Pleading
poverty and having shut up shop in New Zealand, Elders Rural finalised a Commerce
Commission price-fixing investigation at minimum cost to itself. Elders is coughing up $200,000 towards
Commission costs and paying no fine. Two
years ago, rival PCG Wrightson was fined $2.7 million for joining with Elders to
fix prices when implementing a nationwide stock identification system.
PCG Wrightson took the
lead in implementing a tagging system imposed by government legislation to track
cattle and deer movements. Getting
agreement from other stock and station agents to a set a national tagging rate
per animal fell foul of the Commerce Act.

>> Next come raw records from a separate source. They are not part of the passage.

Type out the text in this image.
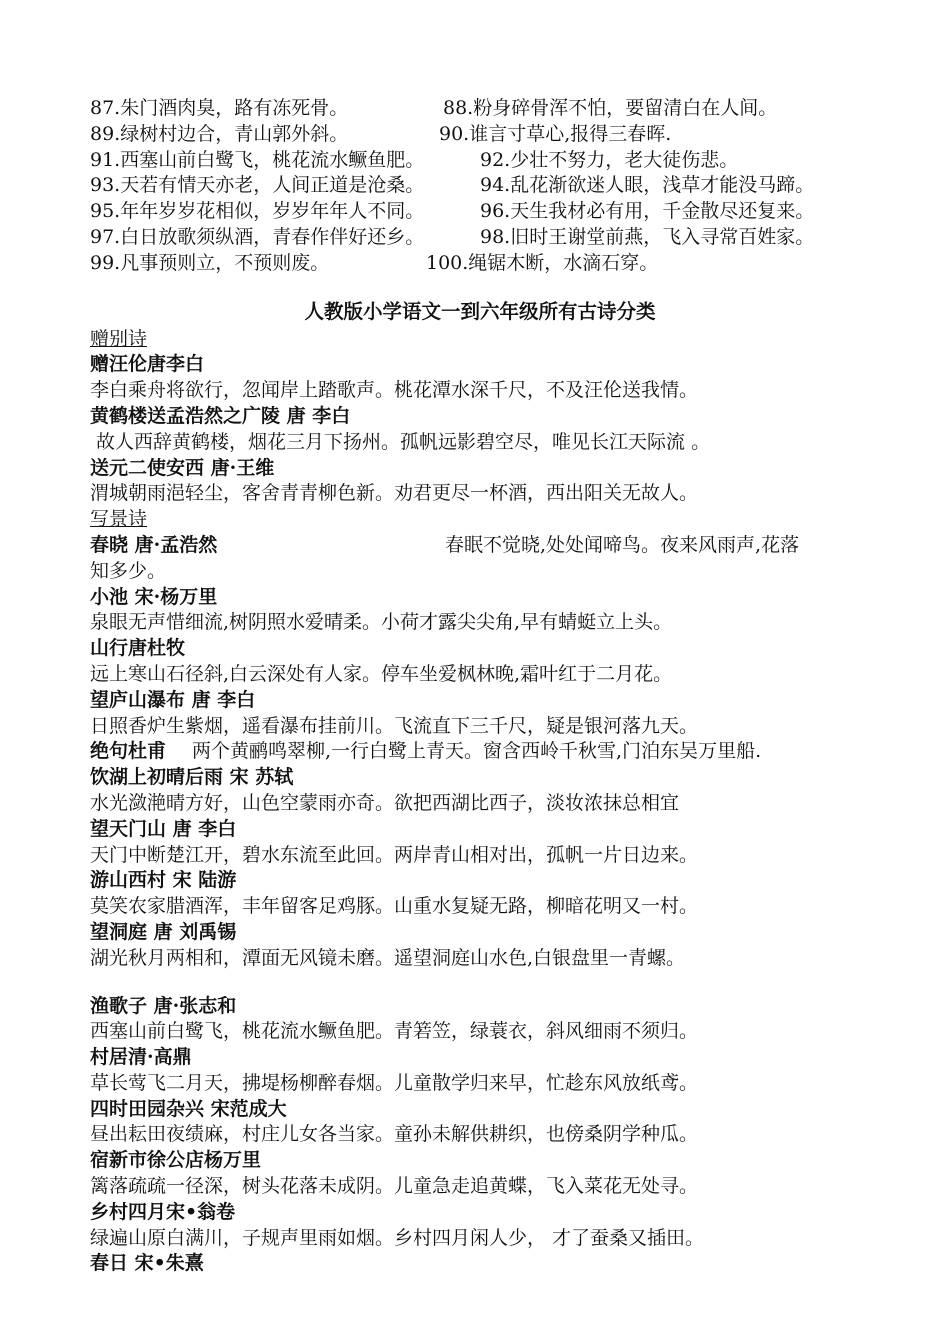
87.朱门酒肉臭，路有冻死骨。	88.粉身碎骨浑不怕，要留清白在人间。
89.绿树村边合，青山郭外斜。	90.谁言寸草心,报得三春晖.
91.西塞山前白鹭飞，桃花流水鳜鱼肥。	92.少壮不努力，老大徒伤悲。
93.天若有情天亦老，人间正道是沧桑。	94.乱花渐欲迷人眼，浅草才能没马蹄。
95.年年岁岁花相似，岁岁年年人不同。	96.天生我材必有用，千金散尽还复来。
97.白日放歌须纵酒，青春作伴好还乡。	98.旧时王谢堂前燕，飞入寻常百姓家。
99.凡事预则立，不预则废。	100.绳锯木断，水滴石穿。
人教版小学语文一到六年级所有古诗分类
赠别诗
赠汪伦唐李白
李白乘舟将欲行，忽闻岸上踏歌声。桃花潭水深千尺，不及汪伦送我情。
黄鹤楼送孟浩然之广陵 唐 李白
故人西辞黄鹤楼，烟花三月下扬州。孤帆远影碧空尽，唯见长江天际流 。
送元二使安西 唐·王维
渭城朝雨浥轻尘，客舍青青柳色新。劝君更尽一杯酒，西出阳关无故人。
写景诗
春晓 唐·孟浩然	春眠不觉晓,处处闻啼鸟。夜来风雨声,花落
知多少。
小池 宋·杨万里
泉眼无声惜细流,树阴照水爱晴柔。小荷才露尖尖角,早有蜻蜓立上头。
山行唐杜牧
远上寒山石径斜,白云深处有人家。停车坐爱枫林晚,霜叶红于二月花。
望庐山瀑布 唐 李白
日照香炉生紫烟，遥看瀑布挂前川。飞流直下三千尺，疑是银河落九天。
绝句杜甫 两个黄鹂鸣翠柳,一行白鹭上青天。窗含西岭千秋雪,门泊东吴万里船.
饮湖上初晴后雨 宋 苏轼
水光潋滟晴方好，山色空蒙雨亦奇。欲把西湖比西子，淡妆浓抹总相宜
望天门山 唐 李白
天门中断楚江开，碧水东流至此回。两岸青山相对出，孤帆一片日边来。
游山西村 宋 陆游
莫笑农家腊酒浑，丰年留客足鸡豚。山重水复疑无路，柳暗花明又一村。
望洞庭 唐 刘禹锡
湖光秋月两相和，潭面无风镜未磨。遥望洞庭山水色,白银盘里一青螺。
渔歌子 唐·张志和
西塞山前白鹭飞，桃花流水鳜鱼肥。青箬笠，绿蓑衣，斜风细雨不须归。
村居清·高鼎
草长莺飞二月天，拂堤杨柳醉春烟。儿童散学归来早，忙趁东风放纸鸢。
四时田园杂兴 宋范成大
昼出耘田夜绩麻，村庄儿女各当家。童孙未解供耕织，也傍桑阴学种瓜。
宿新市徐公店杨万里
篱落疏疏一径深，树头花落未成阴。儿童急走追黄蝶，飞入菜花无处寻。
乡村四月宋•翁卷
绿遍山原白满川，子规声里雨如烟。乡村四月闲人少， 才了蚕桑又插田。
春日 宋•朱熹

This amounted to price fixing. The
High Court was told Elders fell into line, charging the agreed tagging fee of
$25 per cattle beast and $10 per calf for untagged stock presented for sale at
Elder’s yards.
Following a 2015 court
hearing, PCG Wrightson was ordered to pay $2.7 million for price fixing. Smaller operator Rural Livestock was fined
$475,000.
Elders Rural Holdings
talked down its liability in negotiations with the Commerce Commission. Elders has been sold to Australian
interests. It says it is heavily
indebted with no significant assets and is no longer trading in New Zealand. The High Court approved settlement of the
price-fixing investigation: Elders Rural is declared to have acted in breach of
the Act and is required to pay $200,000 towards Commission’s costs.